Question 7: How can a GM make the stakes important?
I’m not sure we can.
Players have to been engaged with their characters, committed to the conceit of the narrative, the ‘contract’ of gaming where we all agree to show up on time and pretend we aren’t just shuffling paper and moving dice.
We’re having adventures and telling tales and building history, right?
If we’re not doing that then it becomes a board-game and the stakes are pretty much just win or lose.
I mentioned this last year, I think, the realisation that I didn’t have to kill player characters to have an impact, because if the players were fully engaged then even the threat and risk of death would suffice, whilst if the players were detached–just rolling dice and moving markers–then even character death would never trouble them. Roll up a new random collection of stats and move on. All surface, no feeling.
If the players are tangled up with the setting, involved with the characters, then everything matters. If they aren’t, then nothing ever will.

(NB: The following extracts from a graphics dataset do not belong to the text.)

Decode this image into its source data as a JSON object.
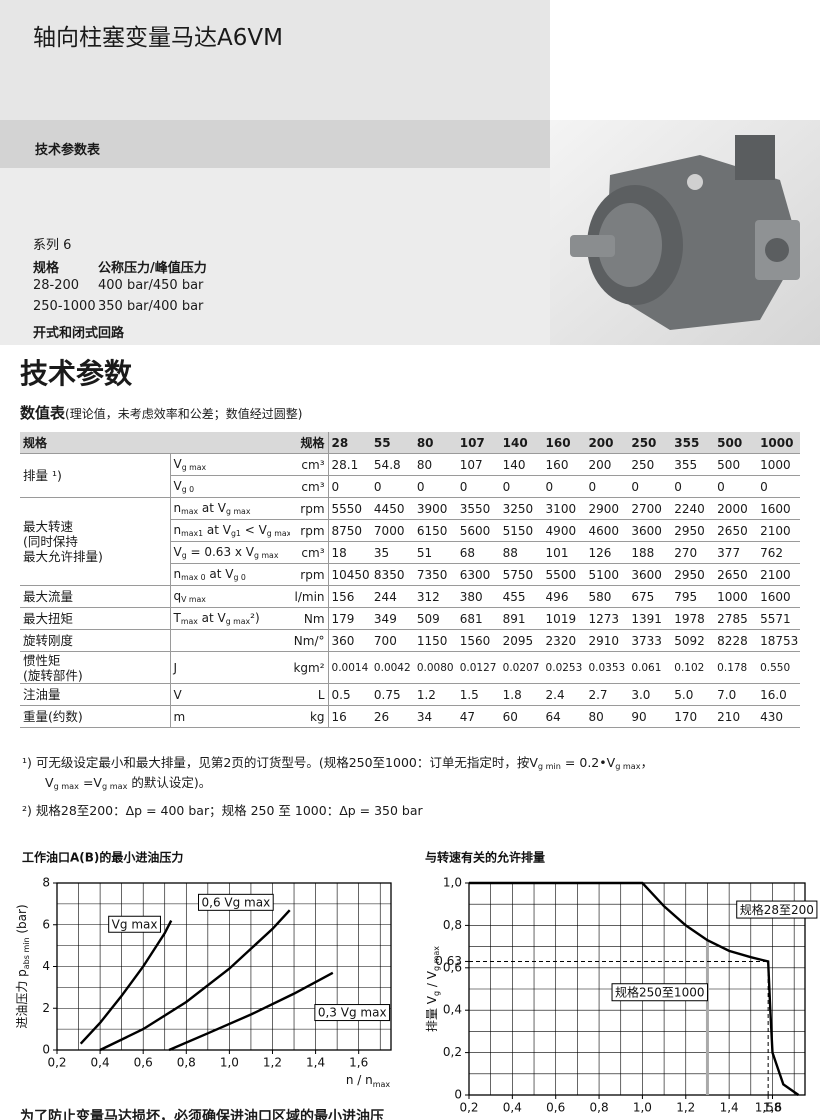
{
  "header": {
    "title": "轴向柱塞变量马达A6VM",
    "subtitle": "技术参数表"
  },
  "intro": {
    "series": "系列 6",
    "columns": [
      "规格",
      "公称压力/峰值压力"
    ],
    "rows": [
      [
        "28-200",
        "400 bar/450 bar"
      ],
      [
        "250-1000",
        "350 bar/400 bar"
      ]
    ],
    "circuit": "开式和闭式回路"
  },
  "section_title": "技术参数",
  "caption": {
    "title": "数值表",
    "note": "(理论值，未考虑效率和公差；数值经过圆整)"
  },
  "table": {
    "header": {
      "label": "规格",
      "unit": "规格",
      "sizes": [
        28,
        55,
        80,
        107,
        140,
        160,
        200,
        250,
        355,
        500,
        1000
      ]
    },
    "groups": [
      {
        "label": [
          "排量 ¹)"
        ],
        "rows": [
          {
            "symbol": [
              "V",
              "g max"
            ],
            "unit": "cm³",
            "values": [
              28.1,
              54.8,
              80,
              107,
              140,
              160,
              200,
              250,
              355,
              500,
              1000
            ]
          },
          {
            "symbol": [
              "V",
              "g 0"
            ],
            "unit": "cm³",
            "values": [
              0,
              0,
              0,
              0,
              0,
              0,
              0,
              0,
              0,
              0,
              0
            ]
          }
        ]
      },
      {
        "label": [
          "最大转速",
          "(同时保持",
          "最大允许排量)"
        ],
        "rows": [
          {
            "symbol": [
              "n",
              "max",
              " at V",
              "g max"
            ],
            "unit": "rpm",
            "values": [
              5550,
              4450,
              3900,
              3550,
              3250,
              3100,
              2900,
              2700,
              2240,
              2000,
              1600
            ]
          },
          {
            "symbol": [
              "n",
              "max1",
              " at V",
              "g1",
              " < V",
              "g max"
            ],
            "unit": "rpm",
            "values": [
              8750,
              7000,
              6150,
              5600,
              5150,
              4900,
              4600,
              3600,
              2950,
              2650,
              2100
            ]
          },
          {
            "symbol": [
              "V",
              "g",
              " = 0.63 x V",
              "g max"
            ],
            "unit": "cm³",
            "values": [
              18,
              35,
              51,
              68,
              88,
              101,
              126,
              188,
              270,
              377,
              762
            ]
          },
          {
            "symbol": [
              "n",
              "max 0",
              " at V",
              "g 0"
            ],
            "unit": "rpm",
            "values": [
              10450,
              8350,
              7350,
              6300,
              5750,
              5500,
              5100,
              3600,
              2950,
              2650,
              2100
            ]
          }
        ]
      },
      {
        "label": [
          "最大流量"
        ],
        "rows": [
          {
            "symbol": [
              "q",
              "V max"
            ],
            "unit": "l/min",
            "values": [
              156,
              244,
              312,
              380,
              455,
              496,
              580,
              675,
              795,
              1000,
              1600
            ]
          }
        ]
      },
      {
        "label": [
          "最大扭矩"
        ],
        "rows": [
          {
            "symbol": [
              "T",
              "max",
              " at V",
              "g max",
              "²)"
            ],
            "unit": "Nm",
            "values": [
              179,
              349,
              509,
              681,
              891,
              1019,
              1273,
              1391,
              1978,
              2785,
              5571
            ]
          }
        ]
      },
      {
        "label": [
          "旋转刚度"
        ],
        "rows": [
          {
            "unit": "Nm/°",
            "values": [
              360,
              700,
              1150,
              1560,
              2095,
              2320,
              2910,
              3733,
              5092,
              8228,
              18753
            ]
          }
        ]
      },
      {
        "label": [
          "惯性矩",
          "(旋转部件)"
        ],
        "rows": [
          {
            "symbol": [
              "J"
            ],
            "unit": "kgm²",
            "values": [
              "0.0014",
              "0.0042",
              "0.0080",
              "0.0127",
              "0.0207",
              "0.0253",
              "0.0353",
              "0.061",
              "0.102",
              "0.178",
              "0.550"
            ]
          }
        ]
      },
      {
        "label": [
          "注油量"
        ],
        "rows": [
          {
            "symbol": [
              "V"
            ],
            "unit": "L",
            "values": [
              "0.5",
              "0.75",
              "1.2",
              "1.5",
              "1.8",
              "2.4",
              "2.7",
              "3.0",
              "5.0",
              "7.0",
              "16.0"
            ]
          }
        ]
      },
      {
        "label": [
          "重量(约数)"
        ],
        "rows": [
          {
            "symbol": [
              "m"
            ],
            "unit": "kg",
            "values": [
              16,
              26,
              34,
              47,
              60,
              64,
              80,
              90,
              170,
              210,
              430
            ]
          }
        ]
      }
    ]
  },
  "footnotes": [
    [
      "¹)  可无级设定最小和最大排量，见第2页的订货型号。(规格250至1000：订单无指定时，按V",
      "g min",
      " = 0.2•V",
      "g max",
      "，"
    ],
    [
      "V",
      "g max",
      " =V",
      "g max",
      " 的默认设定)。"
    ],
    [
      "²)  规格28至200：Δp = 400 bar；规格 250 至 1000：Δp = 350 bar"
    ]
  ],
  "chart_data": [
    {
      "type": "line",
      "title": "工作油口A(B)的最小进油压力",
      "ylabel": [
        "进油压力 p",
        "abs min",
        " (bar)"
      ],
      "xlabel": [
        "n / n",
        "max"
      ],
      "xlim": [
        0.2,
        1.75
      ],
      "ylim": [
        0,
        8
      ],
      "xticks": [
        {
          "value": 0.2,
          "label": "0,2"
        },
        {
          "value": 0.4,
          "label": "0,4"
        },
        {
          "value": 0.6,
          "label": "0,6"
        },
        {
          "value": 0.8,
          "label": "0,8"
        },
        {
          "value": 1.0,
          "label": "1,0"
        },
        {
          "value": 1.2,
          "label": "1,2"
        },
        {
          "value": 1.4,
          "label": "1,4"
        },
        {
          "value": 1.6,
          "label": "1,6"
        }
      ],
      "yticks": [
        0,
        2,
        4,
        6,
        8
      ],
      "grid": {
        "x_step": 0.1,
        "y_step": 1
      },
      "series": [
        {
          "name": "Vg max",
          "color": "#000000",
          "x": [
            0.31,
            0.4,
            0.5,
            0.6,
            0.7,
            0.73
          ],
          "values": [
            0.3,
            1.3,
            2.6,
            4.0,
            5.6,
            6.2
          ]
        },
        {
          "name": "0,6 Vg max",
          "color": "#000000",
          "x": [
            0.4,
            0.6,
            0.8,
            1.0,
            1.2,
            1.28
          ],
          "values": [
            0.0,
            1.0,
            2.3,
            3.9,
            5.8,
            6.7
          ]
        },
        {
          "name": "0,3 Vg max",
          "color": "#000000",
          "x": [
            0.72,
            0.9,
            1.1,
            1.3,
            1.48
          ],
          "values": [
            0.0,
            0.8,
            1.7,
            2.7,
            3.7
          ]
        }
      ]
    },
    {
      "type": "line",
      "title": "与转速有关的允许排量",
      "ylabel": [
        "排量 V",
        "g",
        " / V",
        "g max"
      ],
      "xlim": [
        0.2,
        1.75
      ],
      "ylim": [
        0,
        1.0
      ],
      "xticks": [
        {
          "value": 0.2,
          "label": "0,2"
        },
        {
          "value": 0.4,
          "label": "0,4"
        },
        {
          "value": 0.6,
          "label": "0,6"
        },
        {
          "value": 0.8,
          "label": "0,8"
        },
        {
          "value": 1.0,
          "label": "1,0"
        },
        {
          "value": 1.2,
          "label": "1,2"
        },
        {
          "value": 1.4,
          "label": "1,4"
        },
        {
          "value": 1.58,
          "label": "1,58"
        },
        {
          "value": 1.6,
          "label": "1,6"
        }
      ],
      "yticks": [
        0,
        {
          "value": 0.2,
          "label": "0,2"
        },
        {
          "value": 0.4,
          "label": "0,4"
        },
        {
          "value": 0.6,
          "label": "0,6"
        },
        {
          "value": 0.63,
          "label": "0,63"
        },
        {
          "value": 0.8,
          "label": "0,8"
        },
        {
          "value": 1.0,
          "label": "1,0"
        }
      ],
      "grid": {
        "x_step": 0.1,
        "y_step": 0.1
      },
      "series": [
        {
          "color": "#000000",
          "x": [
            0.2,
            1.0,
            1.1,
            1.2,
            1.3,
            1.4,
            1.5,
            1.58,
            1.59,
            1.6,
            1.65,
            1.72
          ],
          "values": [
            1.0,
            1.0,
            0.89,
            0.8,
            0.73,
            0.68,
            0.65,
            0.63,
            0.4,
            0.2,
            0.05,
            0.0
          ]
        }
      ],
      "limit_line_x": 1.3,
      "annotations": [
        "规格28至200",
        "规格250至1000"
      ]
    }
  ],
  "footer_text": "为了防止变量马达损坏，必须确保进油口区域的最小进油压"
}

I believe it was E.L. Doctorow who wrote:
“Good writing is supposed to evoke sensation in the reader – not the fact that it is raining, but the feeling of being rained upon.”
So, if there’s a trick, I believe that’ll be it.
Somehow, at some point in the preparation process for the game or in the playing out of the story that you’re creating, the players have to become immersed in the world-as-real, partly by you as GM building a world they’re inclined to be a part of and explore. If you can do that, and if they’re of the correct mindset, great. But you can’t make them feel the rain. They have to want it too.